Having done these six experiments, we can conclude that the attack's Type and the Sub-Type had the highest mutual information metric, which is explained by the fact that the latter is usually the subset of the first one and is heavily dependent on it.

Furthermore, it is interesting to point out that although the victim's Location and the actor's Location are two independent variables, they produced the lowest total variation distance score. This result can be explained by the trends we observe in the datasets where only certain countries conduct cyberattacks on other countries.

Finally, the experiments on the actor's Motive and attack Type yielded distinct results, offering a promising avenue for future predictions in cyber threat analysis. These findings provide a framework for anticipating the type of attack a certain actor might conduct, based on their motive towards the victim.

Conclusions¶

The study of the correlation and independence of the features concludes this discussion on cyber threats and attacks. I have identified the existing trends among all cyberattacks over the past ten years, from the timeline analysis to the categorial one.

I have categorized the threat actors based on the attack type they are conducting. Moreover, I identified the most common victims and threat actors in cyberspace, as well as established the most influencing factors affecting the actor's choice for the attack type, time, and country. Below, I list some of the key findings I would like to emphasize from this project:

  • The United States and Iran have been leading in the cyber-actors list.
  • A distinct spike in U.S. hacktivist activity, the most common actor type, was recorded in 2015.
  • The leading criminal actor in cyberspace is the Russian Federation.
  • The leading nation-state's actor in cyberspace is China.
  • An enormous spike in cyberattack activity starting in 2021 between the Russian Federation and Ukraine due to the war in the region. Most attacks from the Russian Federation are classified as criminal and disruptive and are performed with the "Sabotage" motive.
  • Public Administration and Health Care industries are targeted the most.
  • The "Financial" motive is the most prevalent in the United States, while the "Protest" motive is the most prevalent in Eastern Europe.
  • The actor's motive and the attack type they choose are correlated the most and can be used to predict future attacks.

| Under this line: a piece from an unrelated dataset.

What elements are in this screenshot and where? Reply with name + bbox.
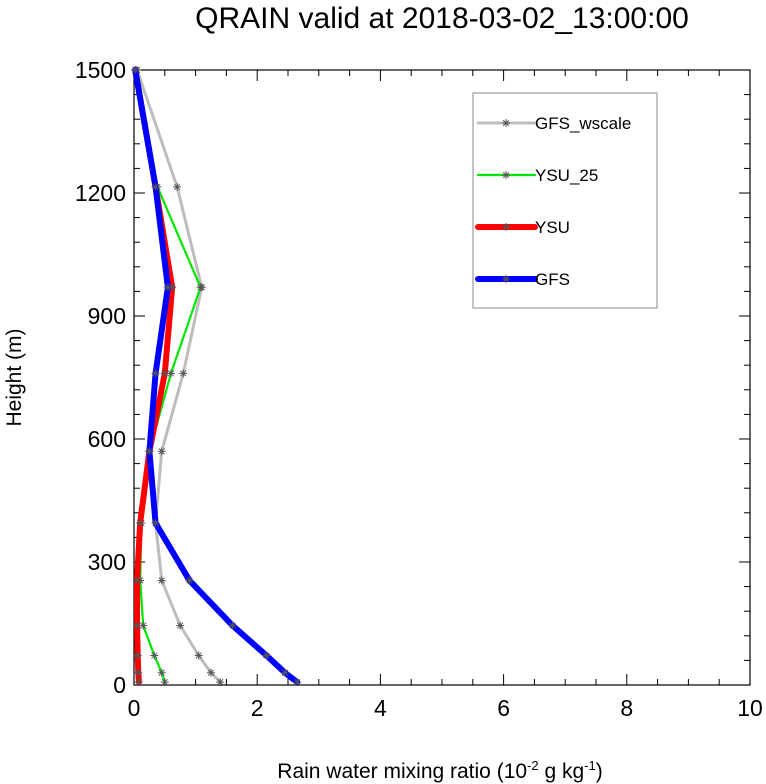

I hope that using this tutorial, I could introduce you to the evolving field of cybersecurity, explicitly focusing on cyberattacks, cybercrime, and cyberwar. This work can further be used to predict future cyberattacks in each industry and country based on the existing correlation trends. By better understanding the cyberattack patterns and behavioral tendencies of cyber actors, we can be more aware of the threat actors and build more robust defensive mechanisms, expanding on global threat intelligence.